Monday, October 20, 2008

On Wisdom





My husband and I were walking down by the creek when we were summoned by one of our daughters ringing the bell by the back door. This is an iron bell with a clapper that you pull on and bang against the bell to ring it. We purchased it years ago to use for exactly this purpose, but it has taken until Blackwater to make effective use of it.

As we were walking up to the house, I told Dave that I thought it was cool that something we bought so long ago is finally being used the way we intended, ie, the ‘right way’.

“That’s how wisdom’s supposed to work,” he said.

Wow. That about bowled me over.

Yet I started to laugh, because how often is it NOT the way things are? We are supposed to grow wiser with age, and trot that wisdom out and put it to use. But, do we? Or do we continue to muddle through life making up answers as we go along?

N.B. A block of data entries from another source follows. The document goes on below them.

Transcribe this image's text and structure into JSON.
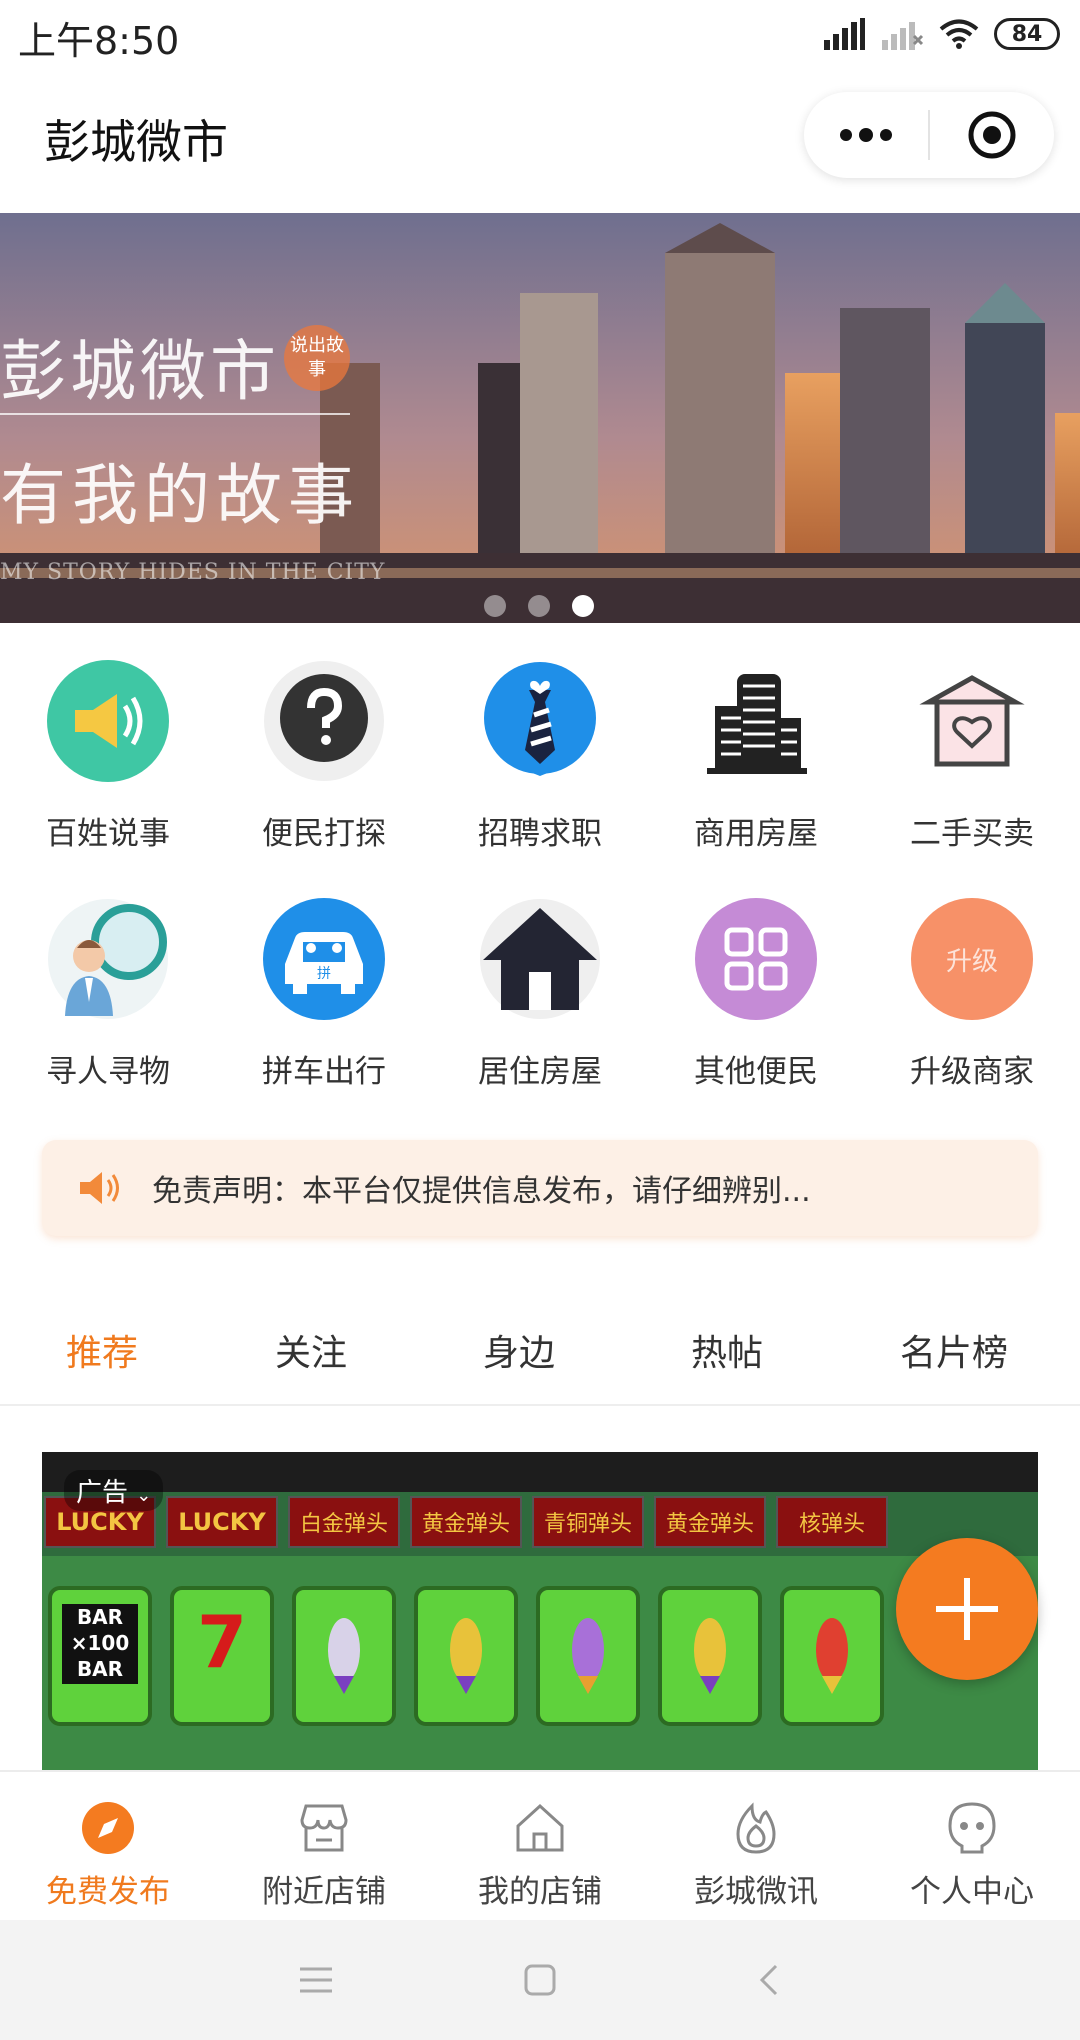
{
  "status_bar": {
    "time": "上午8:50",
    "battery": "84"
  },
  "header": {
    "title": "彭城微市"
  },
  "banner": {
    "title": "彭城微市",
    "badge": "说出故事",
    "subtitle": "有我的故事",
    "english": "MY STORY HIDES IN THE CITY",
    "active_dot": 3
  },
  "categories": [
    [
      {
        "label": "百姓说事",
        "icon": "megaphone-icon"
      },
      {
        "label": "便民打探",
        "icon": "question-icon"
      },
      {
        "label": "招聘求职",
        "icon": "tie-icon"
      },
      {
        "label": "商用房屋",
        "icon": "buildings-icon"
      },
      {
        "label": "二手买卖",
        "icon": "box-heart-icon"
      }
    ],
    [
      {
        "label": "寻人寻物",
        "icon": "magnifier-person-icon"
      },
      {
        "label": "拼车出行",
        "icon": "carpool-icon"
      },
      {
        "label": "居住房屋",
        "icon": "house-icon"
      },
      {
        "label": "其他便民",
        "icon": "grid-icon"
      },
      {
        "label": "升级商家",
        "icon": "upgrade-icon",
        "icon_text": "升级"
      }
    ]
  ],
  "notice": {
    "text": "免责声明：本平台仅提供信息发布，请仔细辨别..."
  },
  "tabs": [
    "推荐",
    "关注",
    "身边",
    "热帖",
    "名片榜"
  ],
  "active_tab": 0,
  "ad": {
    "label": "广告",
    "slot_labels": [
      "LUCKY",
      "LUCKY",
      "白金弹头",
      "黄金弹头",
      "青铜弹头",
      "黄金弹头",
      "核弹头"
    ],
    "bar_text": [
      "BAR",
      "×100",
      "BAR"
    ],
    "seven": "7"
  },
  "bottom_nav": [
    "免费发布",
    "附近店铺",
    "我的店铺",
    "彭城微讯",
    "个人中心"
  ],
  "colors": {
    "accent": "#f07a1e",
    "fab": "#f47b20",
    "notice_bg": "#fdf0e6"
  }
}
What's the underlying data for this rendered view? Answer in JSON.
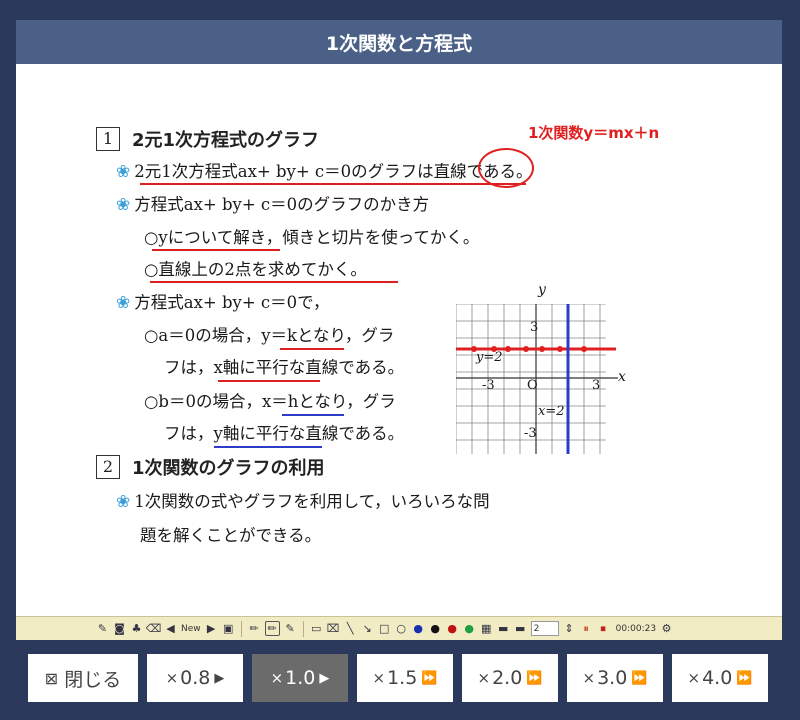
{
  "window": {
    "title": "1次関数と方程式"
  },
  "content": {
    "section1": {
      "num": "1",
      "heading": "2元1次方程式のグラフ"
    },
    "annotation": "1次関数y＝mx＋n",
    "lines": [
      "2元1次方程式ax+ by+ c＝0のグラフは直線である。",
      "方程式ax+ by+ c＝0のグラフのかき方",
      "○yについて解き，傾きと切片を使ってかく。",
      "○直線上の2点を求めてかく。",
      "方程式ax+ by+ c＝0で，",
      "○a＝0の場合，y＝kとなり，グラ",
      "フは，x軸に平行な直線である。",
      "○b＝0の場合，x＝hとなり，グラ",
      "フは，y軸に平行な直線である。"
    ],
    "section2": {
      "num": "2",
      "heading": "1次関数のグラフの利用"
    },
    "lines2": [
      "1次関数の式やグラフを利用して，いろいろな問",
      "題を解くことができる。"
    ],
    "graph": {
      "y_axis": "y",
      "x_axis": "x",
      "origin": "O",
      "tick_pos_x": "3",
      "tick_neg_x": "-3",
      "tick_pos_y": "3",
      "tick_neg_y": "-3",
      "label_y2": "y=2",
      "label_x2": "x=2"
    }
  },
  "toolbar": {
    "new_label": "New",
    "line_width": "2",
    "time": "00:00:23"
  },
  "buttons": [
    {
      "label": "閉じる",
      "icon": "close-box-icon"
    },
    {
      "x": "×",
      "label": "0.8",
      "arrow": "▶"
    },
    {
      "x": "×",
      "label": "1.0",
      "arrow": "▶"
    },
    {
      "x": "×",
      "label": "1.5",
      "arrow": "⏩"
    },
    {
      "x": "×",
      "label": "2.0",
      "arrow": "⏩"
    },
    {
      "x": "×",
      "label": "3.0",
      "arrow": "⏩"
    },
    {
      "x": "×",
      "label": "4.0",
      "arrow": "⏩"
    }
  ],
  "colors": {
    "accent_red": "#e02020",
    "accent_blue": "#2a3cc8",
    "title_bg": "#4a6087",
    "page_bg": "#2b3a5c"
  }
}
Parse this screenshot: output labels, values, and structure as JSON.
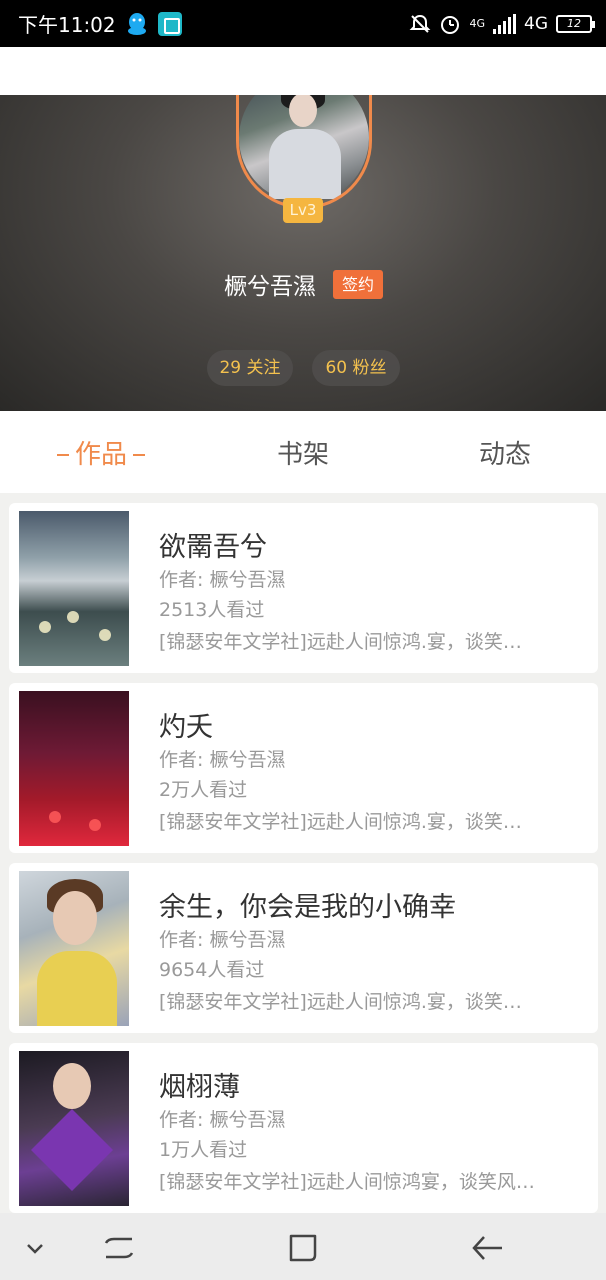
{
  "status_bar": {
    "time": "下午11:02",
    "network_small": "4G",
    "network": "4G",
    "battery": "12"
  },
  "profile": {
    "level": "Lv3",
    "username": "橛兮吾濕",
    "badge": "签约",
    "following": "29 关注",
    "followers": "60 粉丝"
  },
  "tabs": [
    {
      "label": "作品",
      "active": true
    },
    {
      "label": "书架",
      "active": false
    },
    {
      "label": "动态",
      "active": false
    }
  ],
  "books": [
    {
      "title": "欲罱吾兮",
      "author": "作者: 橛兮吾濕",
      "views": "2513人看过",
      "desc": "[锦瑟安年文学社]远赴人间惊鸿.宴，谈笑…"
    },
    {
      "title": "灼夭",
      "author": "作者: 橛兮吾濕",
      "views": "2万人看过",
      "desc": "[锦瑟安年文学社]远赴人间惊鸿.宴，谈笑…"
    },
    {
      "title": "余生，你会是我的小确幸",
      "author": "作者: 橛兮吾濕",
      "views": "9654人看过",
      "desc": "[锦瑟安年文学社]远赴人间惊鸿.宴，谈笑…"
    },
    {
      "title": "烟栩薄",
      "author": "作者: 橛兮吾濕",
      "views": "1万人看过",
      "desc": "[锦瑟安年文学社]远赴人间惊鸿宴，谈笑风…"
    }
  ],
  "colors": {
    "accent": "#f08a4b",
    "sign_badge": "#f0703a",
    "level_badge": "#f5b640",
    "stat_text": "#f3c14e"
  }
}
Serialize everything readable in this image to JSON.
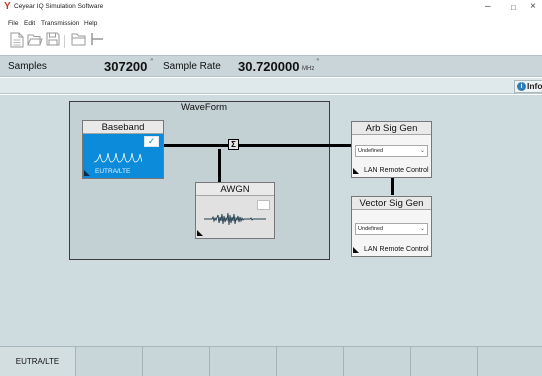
{
  "window": {
    "title": "Ceyear IQ Simulation Software",
    "minimize_glyph": "–",
    "maximize_glyph": "□",
    "close_glyph": "×",
    "icon": "app-logo-icon"
  },
  "menu": {
    "file": "File",
    "edit": "Edit",
    "transmission": "Transmission",
    "help": "Help"
  },
  "toolbar": {
    "icons": [
      "new-file-icon",
      "open-file-icon",
      "save-file-icon",
      "open-folder-icon",
      "branch-icon"
    ]
  },
  "status": {
    "samples_label": "Samples",
    "samples_value": "307200",
    "sample_rate_label": "Sample Rate",
    "sample_rate_value": "30.720000",
    "sample_rate_unit": "MHz"
  },
  "info_tab": {
    "label": "Info",
    "icon_glyph": "i"
  },
  "canvas": {
    "waveform_title": "WaveForm",
    "summing_symbol": "Σ",
    "baseband": {
      "title": "Baseband",
      "standard": "EUTRA/LTE",
      "check_glyph": "✓",
      "enabled": true
    },
    "awgn": {
      "title": "AWGN",
      "enabled": false
    },
    "arb_sig_gen": {
      "title": "Arb Sig Gen",
      "instrument": "Undefined",
      "connection": "LAN Remote Control"
    },
    "vector_sig_gen": {
      "title": "Vector Sig Gen",
      "instrument": "Undefined",
      "connection": "LAN Remote Control"
    }
  },
  "bottom_tabs": [
    "EUTRA/LTE",
    "",
    "",
    "",
    "",
    "",
    "",
    ""
  ],
  "colors": {
    "baseband_fill": "#0b8bda",
    "canvas_bg": "#cfdcdf",
    "status_bg": "#c9d5d9"
  }
}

I’d love to be thought of as wise, but I don’t feel wise. I feel as naïve as a newborn. Any etiquette more complicated than making sure the other person feels comfortable stumps me. Financial choices frighten me. New concepts, art, movies, music, and styles overwhelm me. Sometimes I think wisdom is a tag put on our thoughts by people younger than us who simply haven’t encountered them before. Someone says wise, and I say, “Who, me?”

I guess I’ll have to go along with it, though. Let them think I ‘m wise if they want. Just so long as I remember not to believe it, too.